Article Preview
TopThe performance of the emotional scene detection is largely dependent on the accuracy and efficiency of the facial expression recognition. While there are various approaches to recognize facial expressions (Tian, Kanade & Cohn, 2011), our approach is based on the geometric features taking into consideration the tradeoff between the accuracy and efficiency. The geometric features can describe the shape and locations of salient facial components such as eyebrows, eyes, and a mouth.
For example, 3D models of the faces are used as the geometric features in order to accurately recognize facial expressions (Wang, Yin, Wei & Sun, 2006; Soyel & Demirel, 2007). They can be very precise and effective for accurate recognition. In the lifelog video retrieval, however, it will be difficult to prepare 3D facial features within reasonable cost because of a large amount of video data.
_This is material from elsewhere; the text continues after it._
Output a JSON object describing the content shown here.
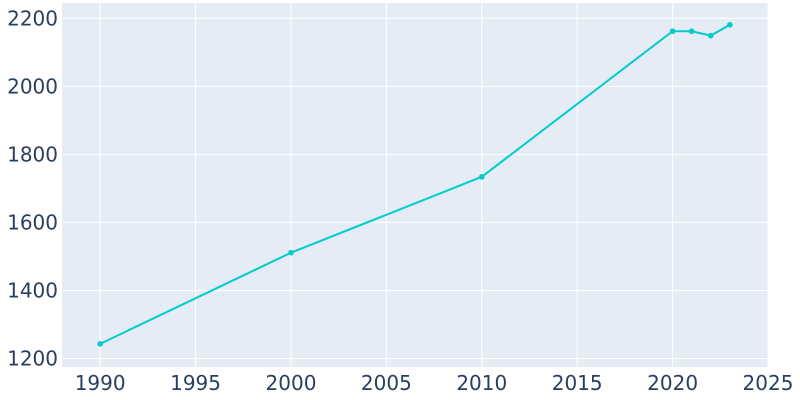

By using several salient facial feature points (e.g., the end points of a mouth) on a 2D coordinate system, the geometric features can be more concise. They are defined as the positional relationships of the facial feature points such as the distance between two points (Esau, Wetzel, Kleinjohann & Kleinjohann, 2007; Hupont, Cerezo & Baldassarri, 2010). We adopt the geometric features represented by the positional relationships of a few facial feature points because of the conciseness and the better understandability of the facial features.